AT LEAST 20 per cent of homeless people using Newquay's largest soup kitchen have a serious drug addiction.
Service manager Alan Lee, who feeds up to 30 people at the United Reformed Church (URC), four times a week, told the Cornish Guardian at least six of the rough sleepers or 'sofa surfers' he saw at the kitchen clearly had a drug problem.
Mr Lee, who is also chairman of the town's Homeless Action Group, said: "In the soup kitchen here we know there are drug addicts coming through.
"There are people addicted to prescription drugs; people on methadone; people on heroin. Some of them talk to me about it, but it's always easy to tell."
A report by Cornwall's Drug and Alcohol Action Team (DAAT) identifies a strong link between drug use and homelessness, as well as mental health problems.
The Adult Drug Treatment Needs Assessment reveals Newquay has the county's largest number of drug users undergoing treatment.
It says a lack of accommodation is the biggest obstacle for addicts wanting to kick their habit: "This remains the single most significant gap in our ability to deliver recovery locally."
Mr Lee said Newquay had suffered since losing 29 beds offered by the PAS housing support organisation, leaving it with around 20 beds, offered through providers such as Stoneham, St Petroc's and Chapter 1. "People are finding it difficult to get off the street," he said.
Outreach workers from mental health charity Mind and homelessness charity St Petroc's come to the soup kitchens to ensure that homeless people and addicts have a chance to engage with support and healthcare agencies.
Mr Lee said he referred addicts to Mind, which had direct links with drug and mental health agencies. They could be put in touch with health services and a treatment process begun.

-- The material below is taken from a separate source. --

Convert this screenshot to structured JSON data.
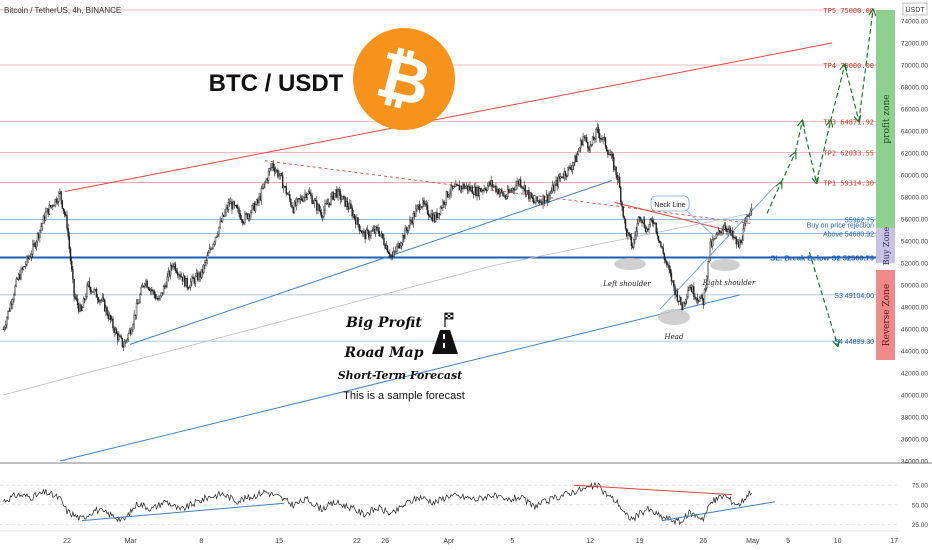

Newquay was a hotspot for homelessness – and, by association, drug abuse – because many saw it as a vibrant seaside town where they could leave their old lives behind and start afresh, he said. When the dream fell flat, they discovered there were good support facilities available in the town to help them. The URC offered clothes and food, as well as a postal address allowing people to obtain birth certificates, for example, and register for benefits.
He said this might explain why theft hadn't rocketed in a town with the highest percentage of drug addicts in Cornwall; with no need to steal to buy "basics", their disposable cash could be spent on drugs and alcohol, he suggested.
Mr Lee said it was vital to secure a temporary night shelter this winter after around six people died on the streets last year. The project is being led by St Columb Minor's vicar Chris McQuillen-Wright.
"It will mean that hopefully we won't have people dying in bus shelters and back alleys this winter," said Mr Lee.